Eine Woche später fanden am Samstag und Sonntag der 2. und 3. Frühschoppen an. Der 2. Frühschoppen war wie immer ausverkauft, präsentiert von der Rost Bedachungen GmbH und das Erfurter Prinzenpaar begleitet von Exi und den KKH-Trommlern waren zu Besuch. Der 3. Frühschoppen wurde präsentiert von der Hubert Müller & Partner GmbH und war mit fast 6 Stunden Dauer der wohl längste Frühschoppen der MKC-Geschichte. Apropos Geschichte! In selbige wird er auch eingehen, weil es der 1. Besuch vom derzeitigen Oberbürgermeister, Andreas Horn, war. Zu Besuch waren auch an diesem Wochenende auch weitere befreundete Karnevalsvereine, vom FKK aus Feldengel, vom KCA aus dem Bergdorf, vom AKC und der Reseda aus Erfurt und natürlich die Freunde vom MCC aus Mihla sowie Christian und Bit aus Treffurt. Ach ja, und noch ein Novum gab es zu beiden Frühschoppen: Das Achterle der blauen 7 aus Bundorf begeisterte das Publikum ebenso wie die anderen beiden Büttenredner. Standing Ovations für das gesprochene Wort, das erlebt man in dieser Form nicht so oft. Dabei war René, wie das Achterle mit bürgerlichem Namen heißt, eine "Zufallsbekanntschaft" bei unserem Besuch in Feldengel - doch dazu später mehr.

Leider war die Frühschoppenzeit damit schon wieder Geschichte und die Saison bog auf die Zielgerade ein. Hatte manch ein Minister sogar die Kapazitäten, noch Auswärtsbesuche zum Weiberfasching zu machen, stand das letzte Saisonwochenende bevor und hatte an jedem Tag seine Höhepunkte. Unsere Kostümbälle am Freitag- und Samstagabend (der 2. KB präsentiert von Fahrschule Hofmann & Hofmann, Heiko Hempel Heizungs- und Sanitärtechnik sowie Schlüssel Körtelt GmbH) standen ganz im Zeichen von Amore, schließlich lag der Valentinstag mittendrin. Am Sonntag zogen wir mit dem wohl größten Tross Richtung Domplatz, denn schließlich gab es mal einen Umzug. Unser Dank gilt an dieser Stelle der Firma Eisen Fischer für die Zurverfügungstellung des Umzugs-LKW sowie Matthias Radzio von der videowallvermietung.de für den Videowürfel, der die besondere Stellung des MKC im Erfurter Karneval im wahrsten Sinne des Wortes versinn-bildlichte.
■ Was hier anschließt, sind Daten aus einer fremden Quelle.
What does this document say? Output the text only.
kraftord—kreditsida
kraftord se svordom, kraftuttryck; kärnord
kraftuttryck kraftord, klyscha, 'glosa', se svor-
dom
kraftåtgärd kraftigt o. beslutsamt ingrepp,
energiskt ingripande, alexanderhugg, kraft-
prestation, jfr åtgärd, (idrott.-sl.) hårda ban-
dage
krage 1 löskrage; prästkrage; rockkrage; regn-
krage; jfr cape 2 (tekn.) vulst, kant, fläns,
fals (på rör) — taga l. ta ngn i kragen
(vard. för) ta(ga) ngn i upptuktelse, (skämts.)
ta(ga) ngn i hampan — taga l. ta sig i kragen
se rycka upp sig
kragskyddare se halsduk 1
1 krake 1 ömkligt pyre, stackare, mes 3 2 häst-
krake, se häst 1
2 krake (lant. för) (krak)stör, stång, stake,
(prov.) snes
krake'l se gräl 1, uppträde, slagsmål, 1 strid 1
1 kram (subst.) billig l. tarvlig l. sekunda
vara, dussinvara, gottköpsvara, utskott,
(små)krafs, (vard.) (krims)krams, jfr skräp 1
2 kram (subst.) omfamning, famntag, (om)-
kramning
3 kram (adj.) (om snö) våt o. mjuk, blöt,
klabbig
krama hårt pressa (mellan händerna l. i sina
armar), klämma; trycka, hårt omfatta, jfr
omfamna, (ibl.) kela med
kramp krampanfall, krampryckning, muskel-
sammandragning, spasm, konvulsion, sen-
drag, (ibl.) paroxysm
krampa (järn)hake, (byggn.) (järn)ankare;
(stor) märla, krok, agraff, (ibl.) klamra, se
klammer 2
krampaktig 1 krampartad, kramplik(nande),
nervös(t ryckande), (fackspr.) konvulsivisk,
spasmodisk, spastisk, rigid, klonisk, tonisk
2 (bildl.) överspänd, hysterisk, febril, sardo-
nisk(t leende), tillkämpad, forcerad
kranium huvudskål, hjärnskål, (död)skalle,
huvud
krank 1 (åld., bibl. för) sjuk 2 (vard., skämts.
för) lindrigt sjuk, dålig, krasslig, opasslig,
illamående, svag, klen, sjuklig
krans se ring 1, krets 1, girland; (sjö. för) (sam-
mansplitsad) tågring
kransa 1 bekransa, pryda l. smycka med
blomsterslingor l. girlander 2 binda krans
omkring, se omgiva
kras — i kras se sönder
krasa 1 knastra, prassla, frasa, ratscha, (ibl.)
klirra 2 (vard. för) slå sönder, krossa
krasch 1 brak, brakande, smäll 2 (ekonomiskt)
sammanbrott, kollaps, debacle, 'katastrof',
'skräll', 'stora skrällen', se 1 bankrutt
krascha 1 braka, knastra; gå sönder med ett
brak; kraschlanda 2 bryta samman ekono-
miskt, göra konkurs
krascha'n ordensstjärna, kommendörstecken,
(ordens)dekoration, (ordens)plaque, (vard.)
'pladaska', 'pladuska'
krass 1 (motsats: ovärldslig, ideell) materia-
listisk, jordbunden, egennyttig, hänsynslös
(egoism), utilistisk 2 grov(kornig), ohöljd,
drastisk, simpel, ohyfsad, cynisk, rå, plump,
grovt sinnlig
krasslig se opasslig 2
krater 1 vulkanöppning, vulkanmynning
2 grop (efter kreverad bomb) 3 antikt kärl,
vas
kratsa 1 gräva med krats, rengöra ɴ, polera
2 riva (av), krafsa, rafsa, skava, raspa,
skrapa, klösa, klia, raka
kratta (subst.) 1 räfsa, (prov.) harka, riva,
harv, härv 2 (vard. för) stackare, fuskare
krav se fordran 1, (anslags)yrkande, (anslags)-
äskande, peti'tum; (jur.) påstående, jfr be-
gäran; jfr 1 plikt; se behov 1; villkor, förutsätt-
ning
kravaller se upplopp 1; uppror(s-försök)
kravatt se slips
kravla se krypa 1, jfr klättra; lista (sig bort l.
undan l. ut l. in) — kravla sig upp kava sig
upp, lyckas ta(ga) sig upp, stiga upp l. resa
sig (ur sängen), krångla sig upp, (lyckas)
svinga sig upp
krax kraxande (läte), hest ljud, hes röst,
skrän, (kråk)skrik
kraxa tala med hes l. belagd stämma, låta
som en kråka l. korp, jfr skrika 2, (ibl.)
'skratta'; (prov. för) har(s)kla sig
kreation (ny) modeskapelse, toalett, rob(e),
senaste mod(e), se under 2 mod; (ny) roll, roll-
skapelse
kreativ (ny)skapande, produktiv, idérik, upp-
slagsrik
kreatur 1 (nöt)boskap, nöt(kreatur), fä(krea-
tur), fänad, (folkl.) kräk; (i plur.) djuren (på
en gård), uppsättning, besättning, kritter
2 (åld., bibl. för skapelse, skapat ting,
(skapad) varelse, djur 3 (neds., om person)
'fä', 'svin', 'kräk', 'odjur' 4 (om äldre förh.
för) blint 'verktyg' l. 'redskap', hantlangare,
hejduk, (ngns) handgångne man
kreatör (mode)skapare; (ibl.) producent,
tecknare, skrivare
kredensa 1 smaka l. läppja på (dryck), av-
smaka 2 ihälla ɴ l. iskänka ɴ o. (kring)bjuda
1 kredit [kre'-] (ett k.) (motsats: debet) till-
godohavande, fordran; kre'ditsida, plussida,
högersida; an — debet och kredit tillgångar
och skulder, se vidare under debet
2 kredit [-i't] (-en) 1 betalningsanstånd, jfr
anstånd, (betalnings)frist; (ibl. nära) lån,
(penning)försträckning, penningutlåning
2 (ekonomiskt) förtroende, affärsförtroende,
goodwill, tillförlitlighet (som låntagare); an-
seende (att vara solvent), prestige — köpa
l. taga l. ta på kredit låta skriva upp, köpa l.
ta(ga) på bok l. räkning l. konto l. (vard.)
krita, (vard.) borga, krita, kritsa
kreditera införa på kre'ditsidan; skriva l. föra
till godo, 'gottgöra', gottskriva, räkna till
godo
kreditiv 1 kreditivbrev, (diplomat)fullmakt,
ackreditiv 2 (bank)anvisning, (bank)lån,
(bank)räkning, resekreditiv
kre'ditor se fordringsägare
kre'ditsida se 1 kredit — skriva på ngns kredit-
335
Der Rosenmontag war so, wie Rosenmontag beim MKC immer ist. Tagsüber Kappenfahrt durch Erfurt mit Auftritten vor unseren "Marbacher Lausbuben", den Ottis von der Otto-Lilienthal-Schule sowie den beiden Einrichtungen des Christophorus-Werks, bei denen wir seit Jahren ein fester Bestandteil ihrer eigenen Rosenmontagsfeiern sind. Und abends schließt unsere Rosenmontagsparty den Kanon der öffentlichen Veranstaltungen. Was uns fast ein bisschen Sorge macht, aber dennoch riesig freut: Der Rosenmontag ist mittlerweile so gut besucht, dass wir fast an unsere Kapazitätsgrenzen kommen. Die wenigsten Bauherren bauen eben zu groß, zu klein gebaut haben hingegen schon viele - so auch wir bei der Errichtung unseres SuFz vor über 20 Jahren.

Unsere eigenen Veranstaltungen waren gesäumt von den Besuchen bei anderen Vereinen. Begonnen hat diese Tournee beim KCA zum Dämmerschoppen. Danach waren wir in Feldengel beim FKK, schließlich wie in jedem Jahr beim MCC in Mihla und zu guter Letzt in Witterda beim WCC. Auch dort hatten wir viel Spaß und jede Menge gute Gespräche mit guten Freunden - Karneval vereint eben.

Nun müssen wir wieder 265 Tage warten, bis die MKC-Fahne wieder über Marbach weht. Zeit, die wir gern nutzen wollen, um wieder eine tolle Saison zu organisieren. Schließlich erreichen wir mit der 66. Saison ein besonderes närrisches Jubiläum.

Schließen wollen wir mit Worten des Dankes. Dank an alle, die in dieser Saison ihren Beitrag geleistet haben, dass es eine erfolgreiche Saison war, allen Sponsoren, allen Helfern, allen Akteuren vor und hinter der Bühne und natürlich euch, unserem Publikum.